SUMMER ISLAND by Kristin Hannah

Variously described in reviews as poignant, funny, romantic, luminous, tender, with a triumphant ending, this certainly sounds like the complete package for a good read.  There are definitely elements of this all the way through the novel, but it is a long drawn out, at times turgid and frustrating journey. And I would hardly say the ending is triumphant! More like predictable. Right from first couple of chapters, you know exactly how this is going to pan out - a death, a reckoning, a love story, a coming together. We have all read novels where we know what is going to happen, but some writers tell it better than others. This is very average - enough to engage you, but not enough to wow you.

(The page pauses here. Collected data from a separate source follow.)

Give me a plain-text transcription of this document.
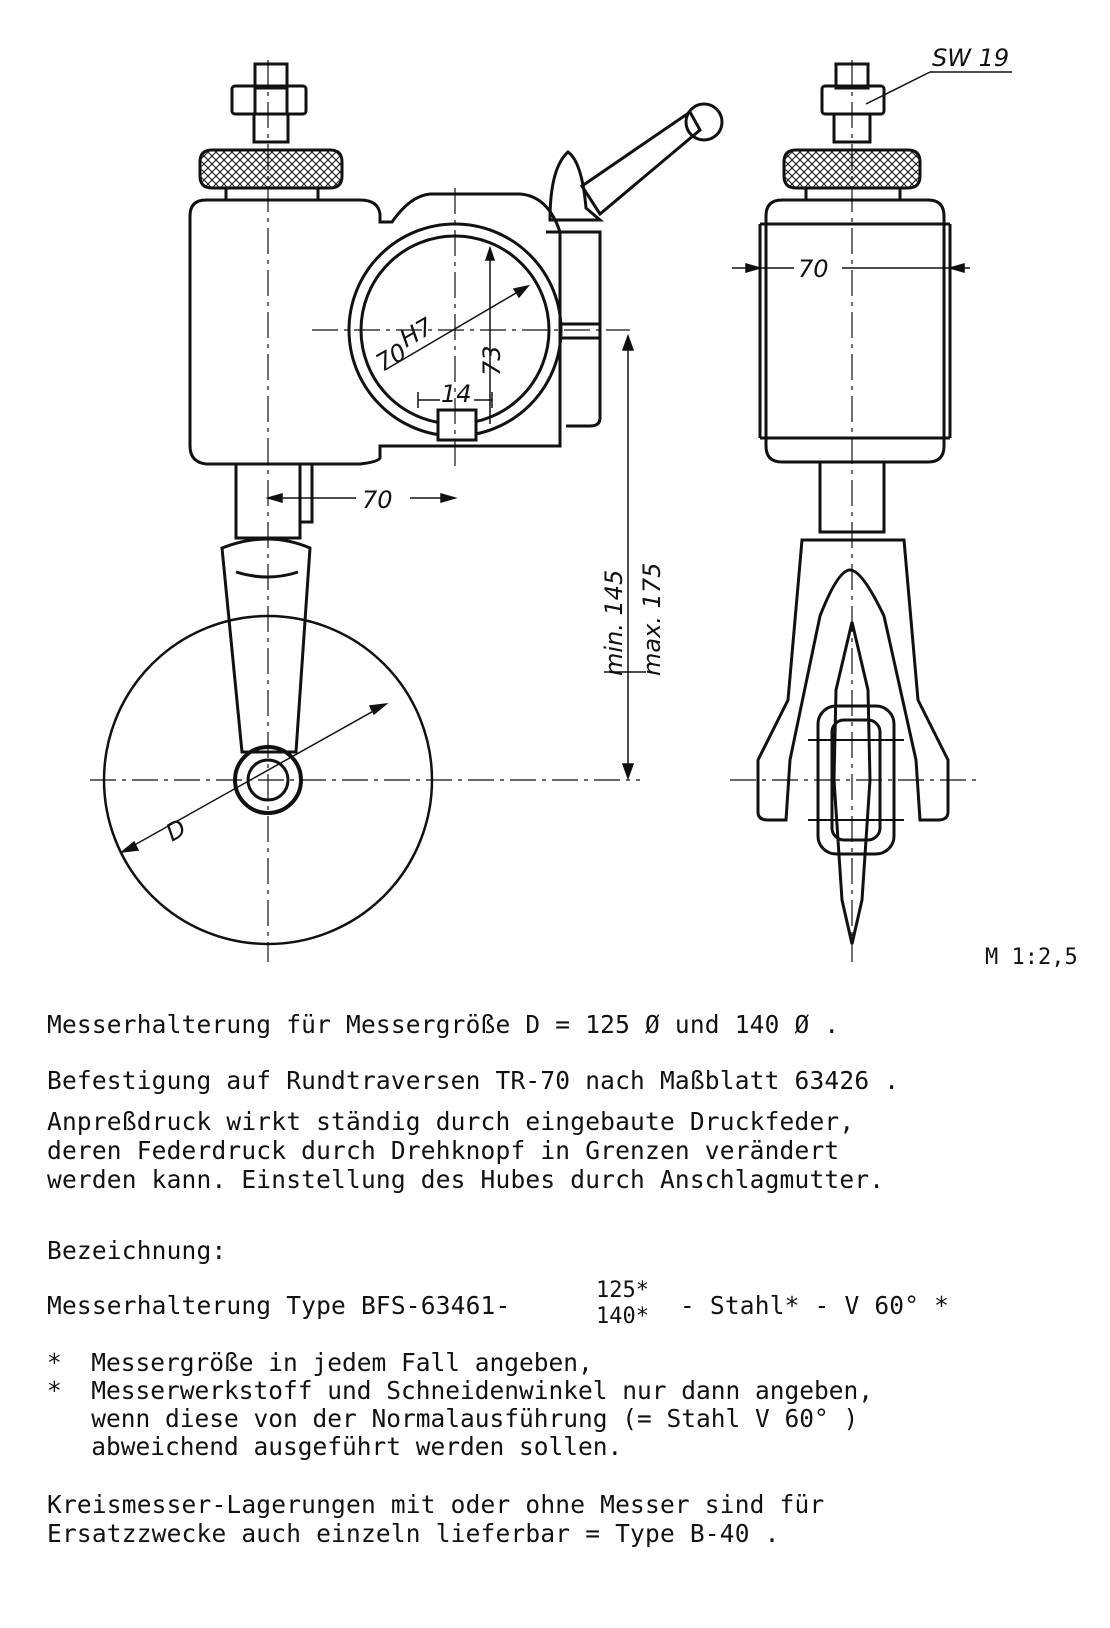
70
H7
14
73
70
min. 145 max. 175
D
SW 19
70
M 1:2,5
Messerhalterung für Messergröße D = 125 Ø und 140 Ø .
Befestigung auf Rundtraversen TR-70 nach Maßblatt 63426 .
Anpreßdruck wirkt ständig durch eingebaute Druckfeder,
deren Federdruck durch Drehknopf in Grenzen verändert
werden kann. Einstellung des Hubes durch Anschlagmutter.
Bezeichnung:
Messerhalterung Type BFS-63461-
125*
140* - Stahl* - V 60° *
*  Messergröße in jedem Fall angeben,
*  Messerwerkstoff und Schneidenwinkel nur dann angeben,
wenn diese von der Normalausführung (= Stahl V 60° )
abweichend ausgeführt werden sollen.
Kreismesser-Lagerungen mit oder ohne Messer sind für
Ersatzzwecke auch einzeln lieferbar = Type B-40 .
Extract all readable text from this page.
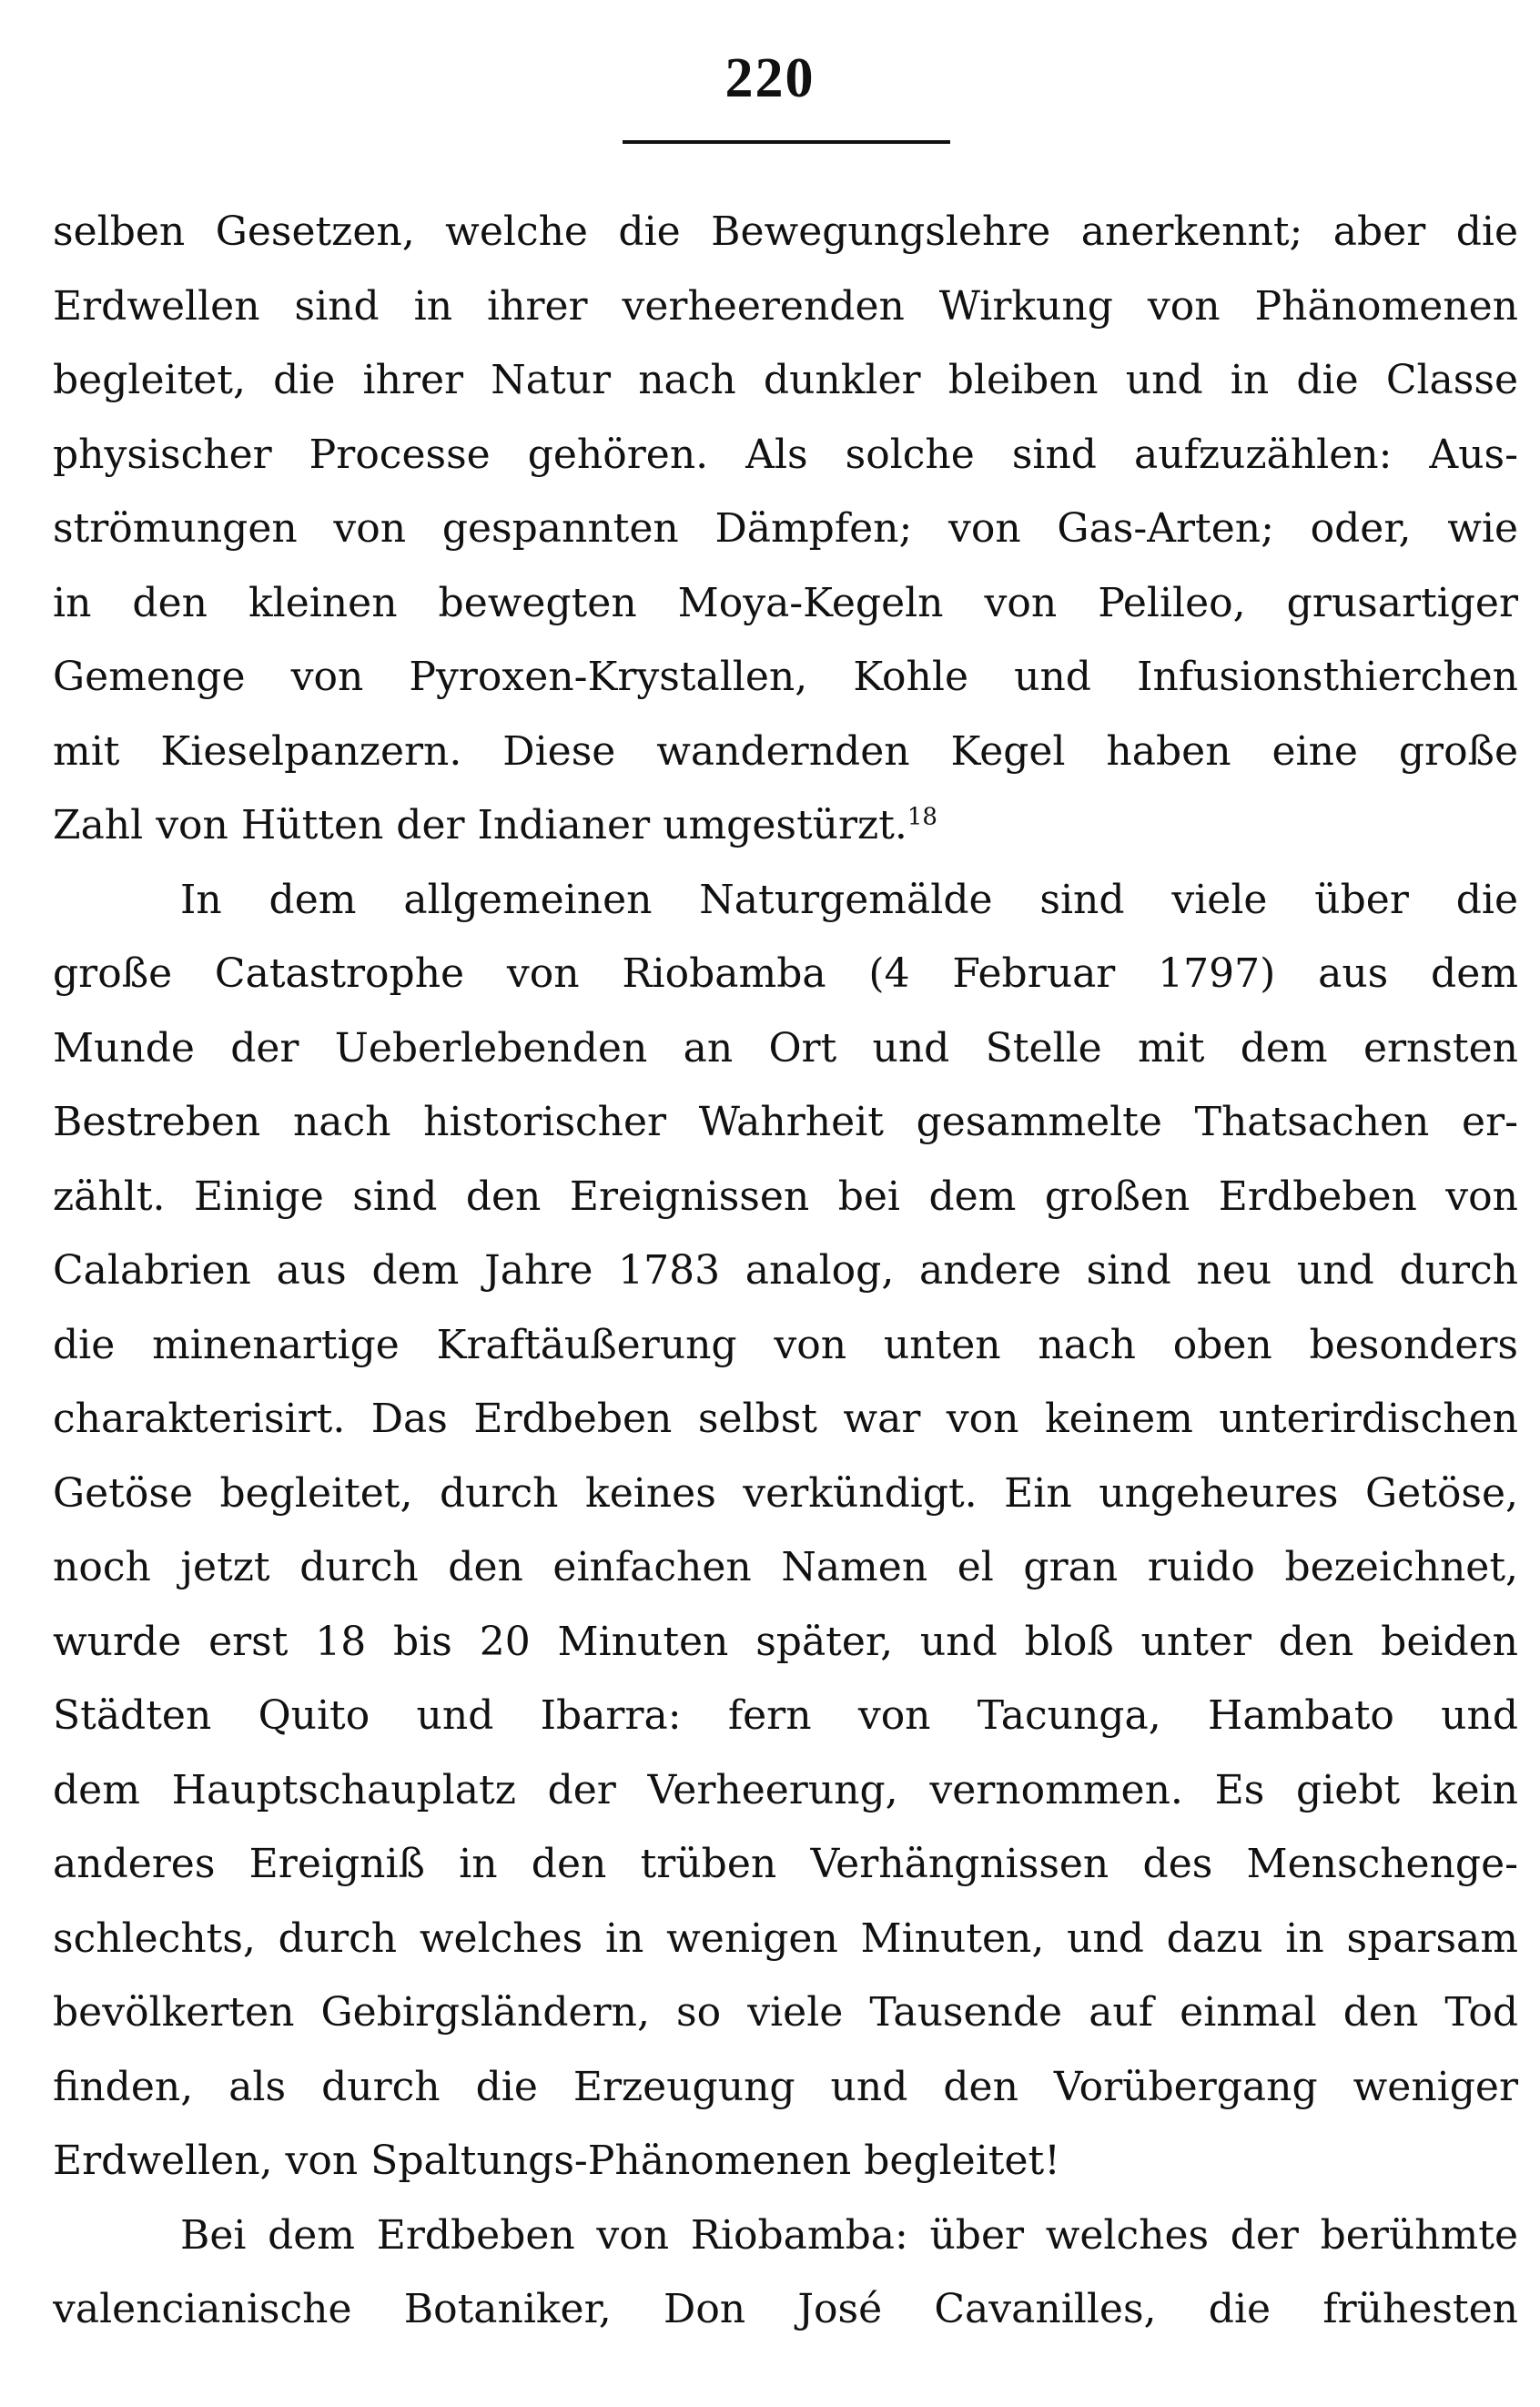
220
selben Gesetzen, welche die Bewegungslehre anerkennt; aber die
Erdwellen sind in ihrer verheerenden Wirkung von Phänomenen
begleitet, die ihrer Natur nach dunkler bleiben und in die Classe
physischer Processe gehören. Als solche sind aufzuzählen: Aus-
strömungen von gespannten Dämpfen; von Gas-Arten; oder, wie
in den kleinen bewegten Moya-Kegeln von Pelileo, grusartiger
Gemenge von Pyroxen-Krystallen, Kohle und Infusionsthierchen
mit Kieselpanzern. Diese wandernden Kegel haben eine große
Zahl von Hütten der Indianer umgestürzt.$^{18}$
In dem allgemeinen Naturgemälde sind viele über die
große Catastrophe von Riobamba (4 Februar 1797) aus dem
Munde der Ueberlebenden an Ort und Stelle mit dem ernsten
Bestreben nach historischer Wahrheit gesammelte Thatsachen er-
zählt. Einige sind den Ereignissen bei dem großen Erdbeben von
Calabrien aus dem Jahre 1783 analog, andere sind neu und durch
die minenartige Kraftäußerung von unten nach oben besonders
charakterisirt. Das Erdbeben selbst war von keinem unterirdischen
Getöse begleitet, durch keines verkündigt. Ein ungeheures Getöse,
noch jetzt durch den einfachen Namen el gran ruido bezeichnet,
wurde erst 18 bis 20 Minuten später, und bloß unter den beiden
Städten Quito und Ibarra: fern von Tacunga, Hambato und
dem Hauptschauplatz der Verheerung, vernommen. Es giebt kein
anderes Ereigniß in den trüben Verhängnissen des Menschenge-
schlechts, durch welches in wenigen Minuten, und dazu in sparsam
bevölkerten Gebirgsländern, so viele Tausende auf einmal den Tod
finden, als durch die Erzeugung und den Vorübergang weniger
Erdwellen, von Spaltungs-Phänomenen begleitet!
Bei dem Erdbeben von Riobamba: über welches der berühmte
valencianische Botaniker, Don José Cavanilles, die frühesten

This is one of the author's early novels, published in 2001. She has come a very long way since which is marvellous - only a couple of years ago she wrote the wonderful and memorable 'The Nightengale'. What a dazzling story that is. Read that, and not this. Although you could read this, and then marvel at how her writing and story telling has developed in the years since.

Summer Island is a fictional island in the San Juan island group, north west of Seattle. For Ruby's family it was both a holiday place and, for a while where the family lived. It is also the place from which Ruby's mother Nora deserted the family some 15 years earlier when Ruby was 11. Her father never get over his wife leaving, and it left huge scars on Ruby and her sister Caroline. Ruby is now in her late 20s, a failing/failed comedienne, at a loss in her personal and professional life. Nora has become a celebrated radio agony aunt talk show host and newspaper columnist. She is very famous, and very estranged from Ruby, who has never forgiven her mother for leaving. Nora's life suddenly takes a wild down ward turn, exposing her to nationwide ridicule. Ruby is given the chance to make some money and get revenge back on her mother by writing a tell-all story of the family. Full of rage and retribution she makes her way back to Summer Island to nurse her mother and write her book. Things do not go as planned. What a surprise. Of course we find out the real reason Nora left and didn't come back, what happened to Ruby's father, and sweetest of all, what happened to her first love, who just happens - yes really, just happens to be on the island too! What a coincidence. Dean is nursing his terminally ill brother. Again, deserted by parents - so sad.

It is a light, harmless read, usual themes of family dynamics, secrets, misunderstandings, and forgiveness. Well written, but just a little dull. No more than 3 out of 5.